Minutes made by Dr Claire French*

*These minutes have been edited and selected by the author, based on the arc of the conversation and the multiple perspectives offered.

Final thoughts

The session is motivated by the dilemma of how I might begin to square the specificities of decoloniality with some of its more universal claims. The ensuing rich discussion by readers from different regions, South and Southeast Asia, Latin America, and Africa, suggests to me a deep and persistent interest in the decolonial option. This is despite notable contextual differences and the coherent, persuasive critiques levelled at it, not just by Parreñas and Perez-Bustos, but also Moosavi and Tuck and Yang, to name a few.

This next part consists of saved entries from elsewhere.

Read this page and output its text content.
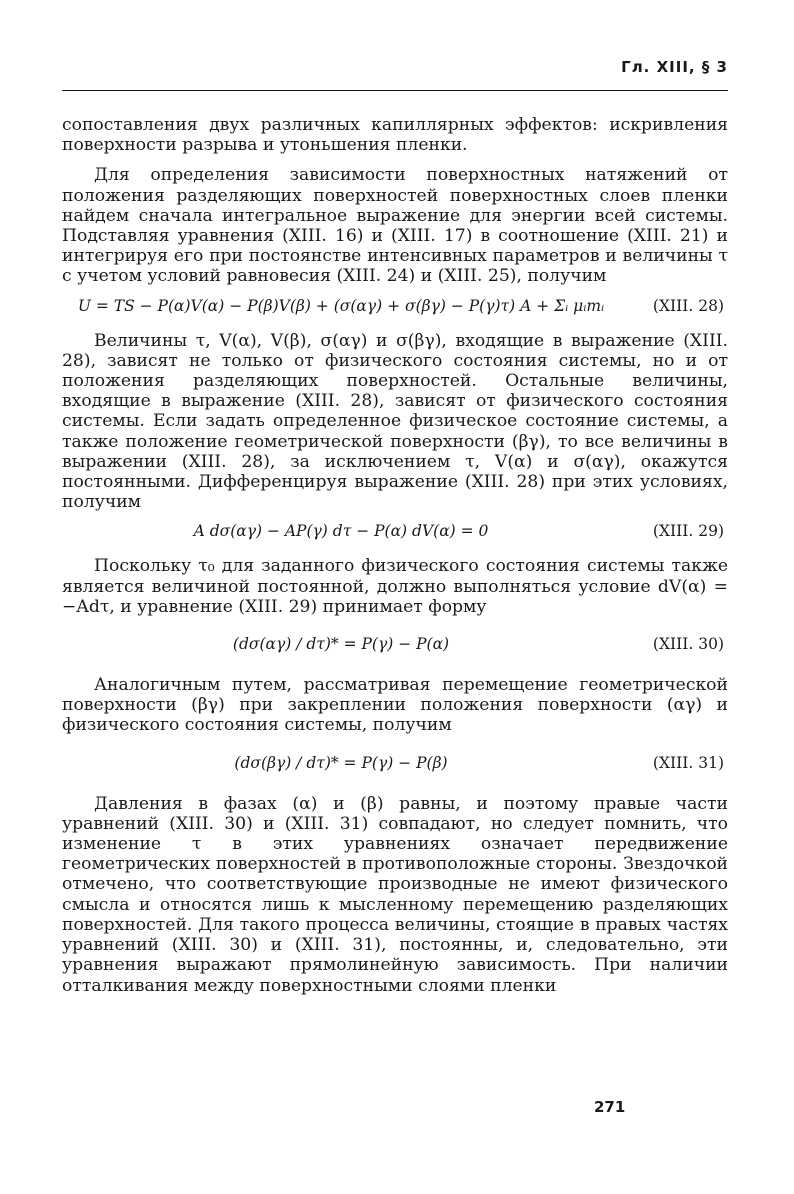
Гл. XIII, § 3

сопоставления двух различных капиллярных эффектов: искривления поверхности разрыва и утоньшения пленки.

Для определения зависимости поверхностных натяжений от положения разделяющих поверхностей поверхностных слоев пленки найдем сначала интегральное выражение для энергии всей системы. Подставляя уравнения (XIII. 16) и (XIII. 17) в соотношение (XIII. 21) и интегрируя его при постоянстве интенсивных параметров и величины τ с учетом условий равновесия (XIII. 24) и (XIII. 25), получим

U = TS − P(α)V(α) − P(β)V(β) + (σ(αγ) + σ(βγ) − P(γ)τ) A + Σᵢ μᵢmᵢ	(XIII. 28)

Величины τ, V(α), V(β), σ(αγ) и σ(βγ), входящие в выражение (XIII. 28), зависят не только от физического состояния системы, но и от положения разделяющих поверхностей. Остальные величины, входящие в выражение (XIII. 28), зависят от физического состояния системы. Если задать определенное физическое состояние системы, а также положение геометрической поверхности (βγ), то все величины в выражении (XIII. 28), за исключением τ, V(α) и σ(αγ), окажутся постоянными. Дифференцируя выражение (XIII. 28) при этих условиях, получим

A dσ(αγ) − AP(γ) dτ − P(α) dV(α) = 0	(XIII. 29)

Поскольку τ₀ для заданного физического состояния системы также является величиной постоянной, должно выполняться условие dV(α) = −Adτ, и уравнение (XIII. 29) принимает форму

(dσ(αγ) / dτ)* = P(γ) − P(α)	(XIII. 30)

Аналогичным путем, рассматривая перемещение геометрической поверхности (βγ) при закреплении положения поверхности (αγ) и физического состояния системы, получим

(dσ(βγ) / dτ)* = P(γ) − P(β)	(XIII. 31)

Давления в фазах (α) и (β) равны, и поэтому правые части уравнений (XIII. 30) и (XIII. 31) совпадают, но следует помнить, что изменение τ в этих уравнениях означает передвижение геометрических поверхностей в противоположные стороны. Звездочкой отмечено, что соответствующие производные не имеют физического смысла и относятся лишь к мысленному перемещению разделяющих поверхностей. Для такого процесса величины, стоящие в правых частях уравнений (XIII. 30) и (XIII. 31), постоянны, и, следовательно, эти уравнения выражают прямолинейную зависимость. При наличии отталкивания между поверхностными слоями пленки

271
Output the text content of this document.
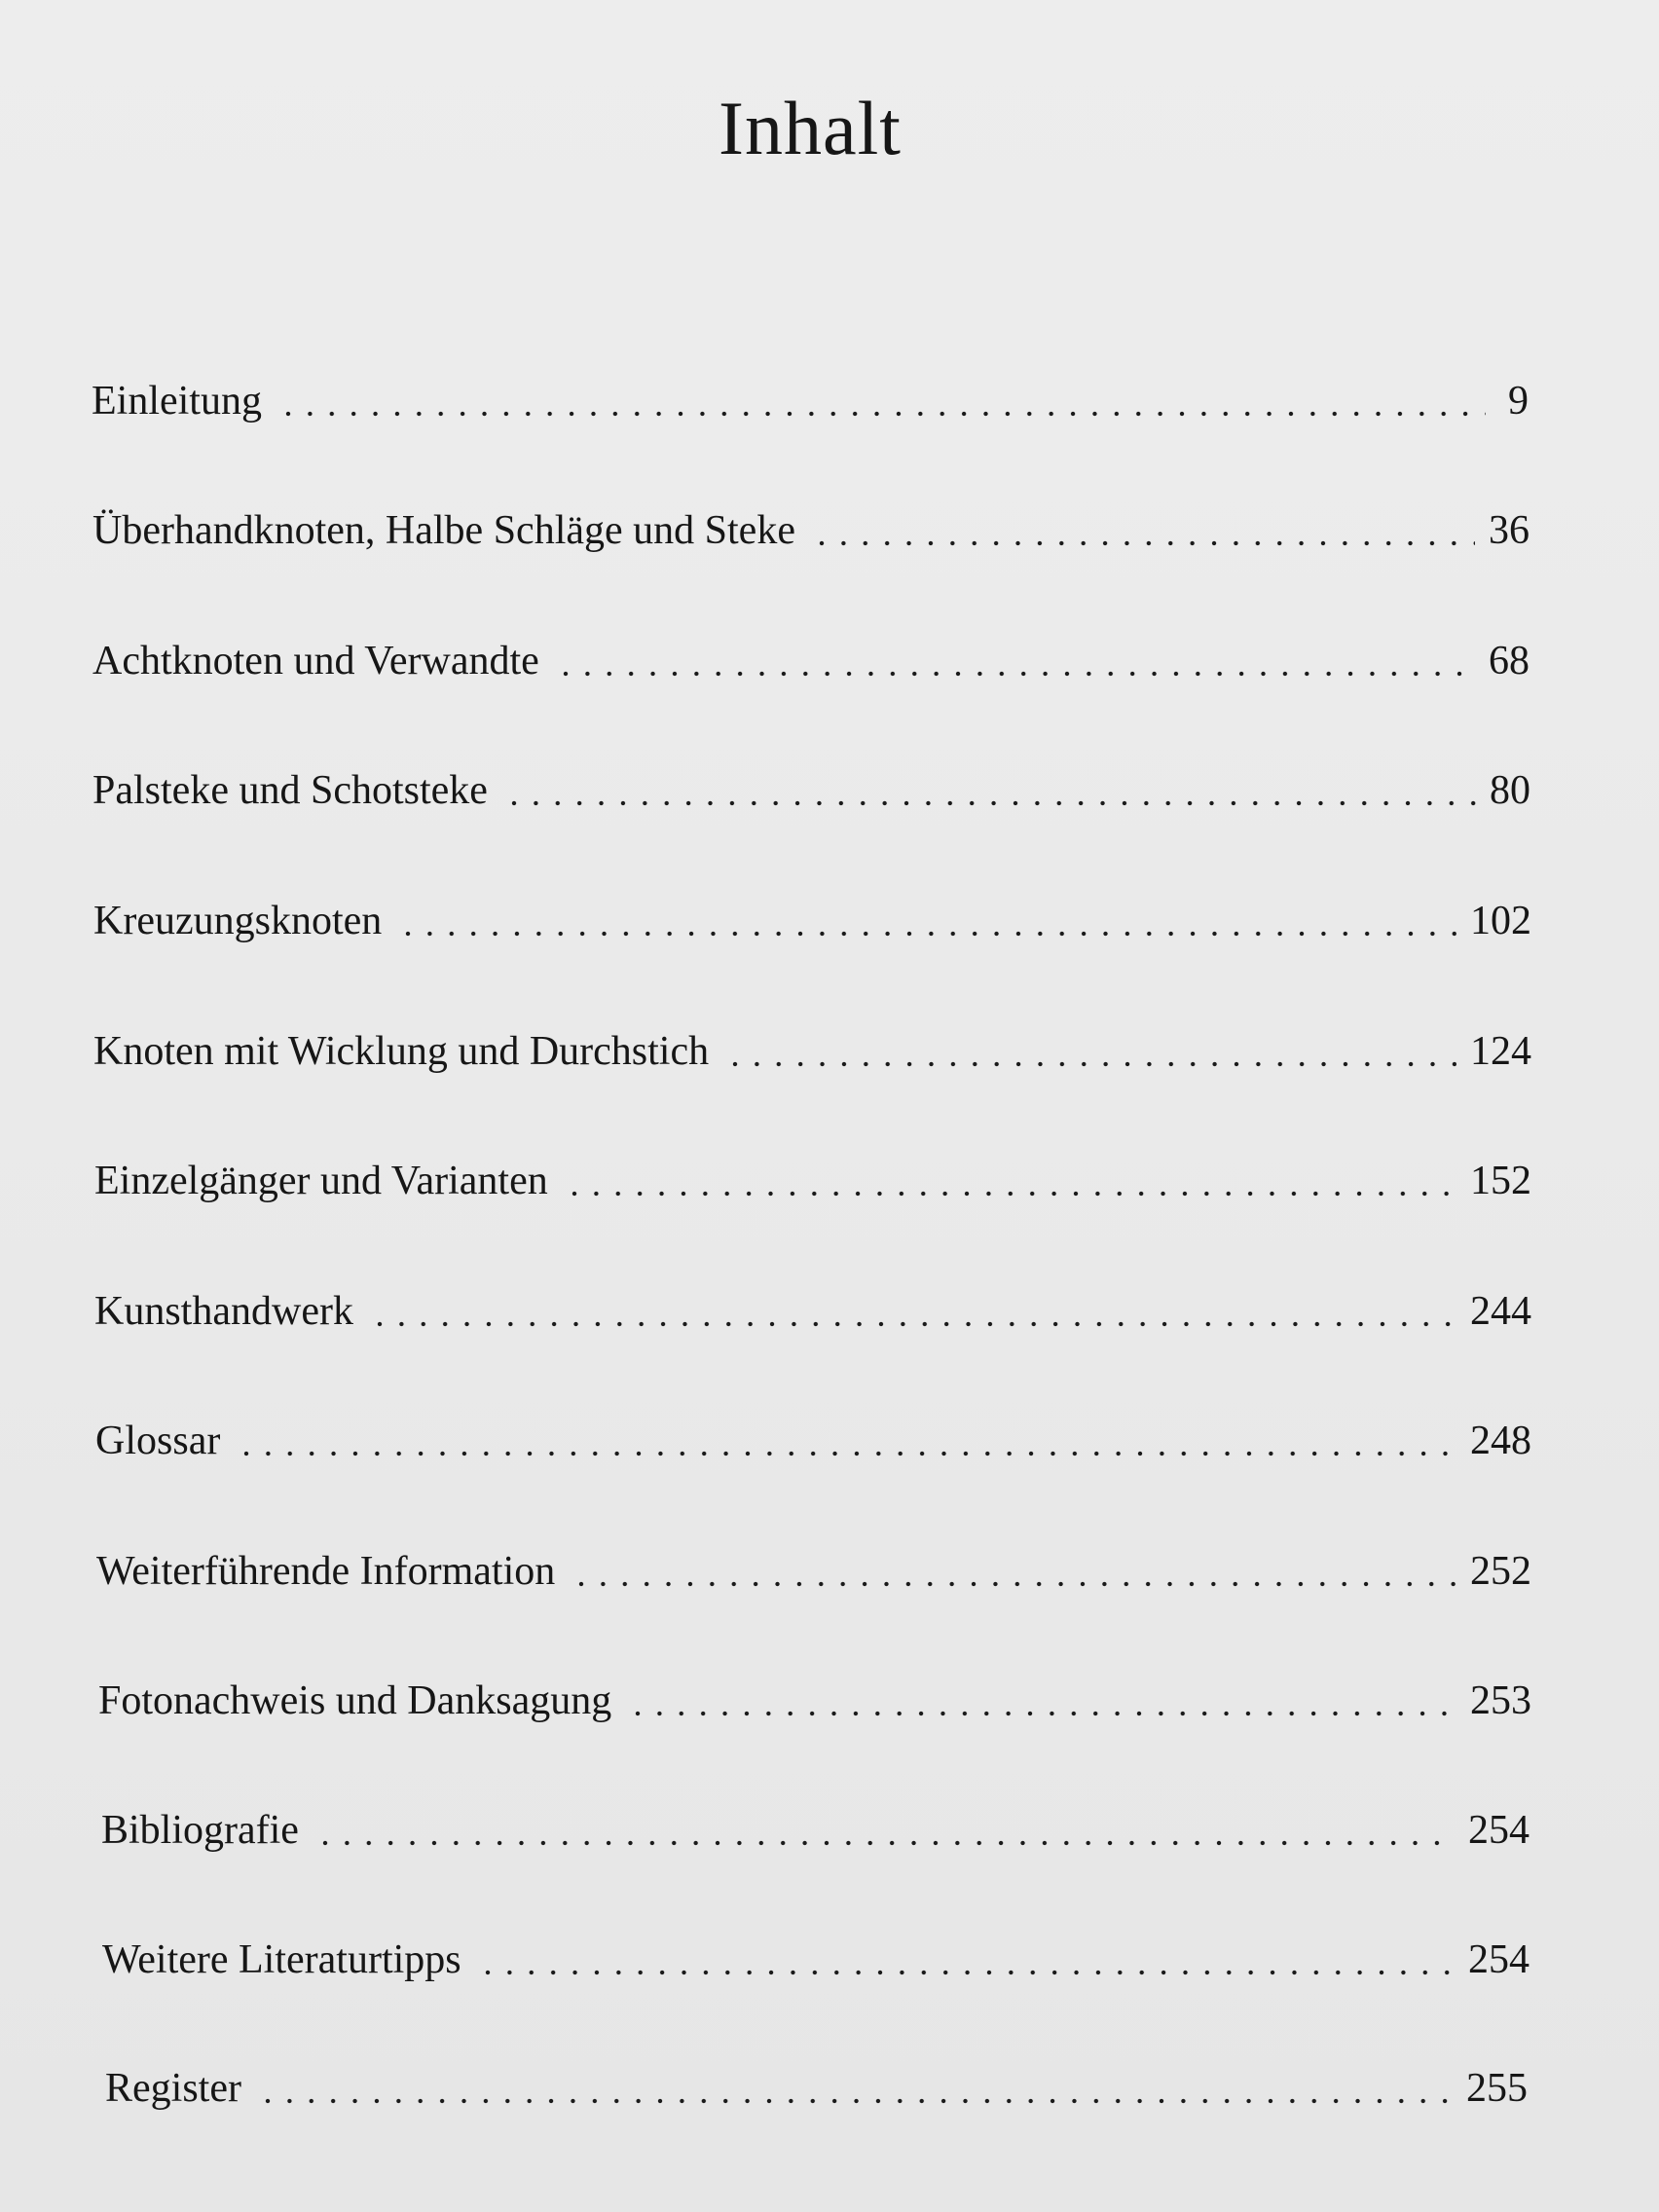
Inhalt
Einleitung	9
Überhandknoten, Halbe Schläge und Steke	36
Achtknoten und Verwandte	68
Palsteke und Schotsteke	80
Kreuzungsknoten	102
Knoten mit Wicklung und Durchstich	124
Einzelgänger und Varianten	152
Kunsthandwerk	244
Glossar	248
Weiterführende Information	252
Fotonachweis und Danksagung	253
Bibliografie	254
Weitere Literaturtipps	254
Register	255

The promise of decolonising from a base culture, anchored in a specific time, space and location, foregrounds our subjectivities as researchers. Perhaps this recognition of multiplicities accounts as one way we might sidestep the commodification of decoloniality as a discursive tool in service of the neoliberal university looking to student enrolment rather than socio-political change.

The conversations stirred within this reading group have certainly solidified some of my own thoughts on decoloniality and its discontents.